Nearly fifteen years ago, John Columbo asked "Why is Harvard tax exempt?" 36 Arizona Law Review 841 (1993). The question, of course, can be asked of most any institution sitting on a mountain of endowment money, yet increasingly catering to the so-called "elites" of society (translated, "those who can afford the commercial prices charged"). There is, of course, nothing Harvard and others like it can do about the inordinate demand for their services. But today, Harvard announced new guidelines designed to make their educational services more accessible. Now if we can only get rid of the damnable U.S. News and World Report "rankings" we might be on to something.
For those of you who don't already know, here is the IRS 2007-08 Priority Guidance Plan as it relates to tax exempt organization. Appropos Senator Grassley's continuing inquiries into Mega-Churches, note that private inurement and excess benefit remain at the top of the list. Grassley's wasting his time, I think. For very complex reasons, houses of worship have lots of allies in Congress. For an interesting, though slightly dated discussion of Congress' solicitude towards houses of worship, see this 2006 NY Times article.

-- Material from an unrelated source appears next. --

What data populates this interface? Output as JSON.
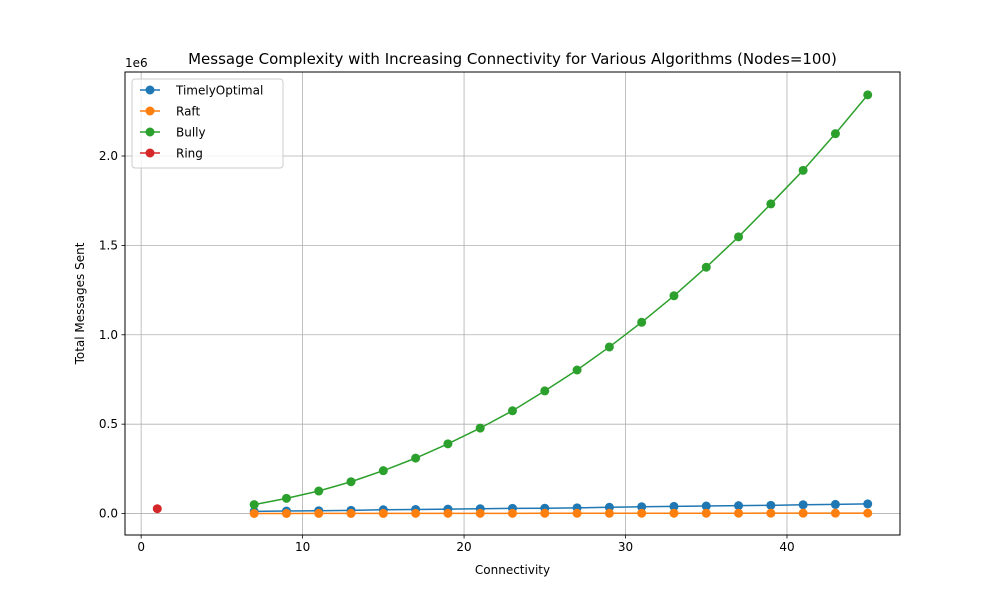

In December 2007, Professor Sidney Watson (St. Louis) published a law review article that contains reviews of two recently published books - Jonathan Engel's Poor People's Medicine: Medicaid and American Charity Care Since 1965 (Durham, NC: Duke Univ. Press, 2006) and Ronald J. Angel's Poor Families in America's Health Care Crisis (New York, NY: Cambridge Univ. Press, 2006). Here is the introductory paragraph of the article:
Two new books examine Medicaid--one from a historical perspective and the other through a socioanthropological lens. Poor People's Medicine offers the view from the top: a history of Medicaid and charity care that focuses primarily on national policy developments. Poor Families in America's Health Care Crisis offers the view from the bottom: ethnographic interviews of poor families who discuss Medicaid and charity care from their vantage point at the bottom of the economy. Both books acknowledge Medicaid's many successes in improving access to medical care and the health status of America's poor, yet each reveals how America's deep and long-standing ambivalence toward the poor has produced a deeply flawed Medicaid program.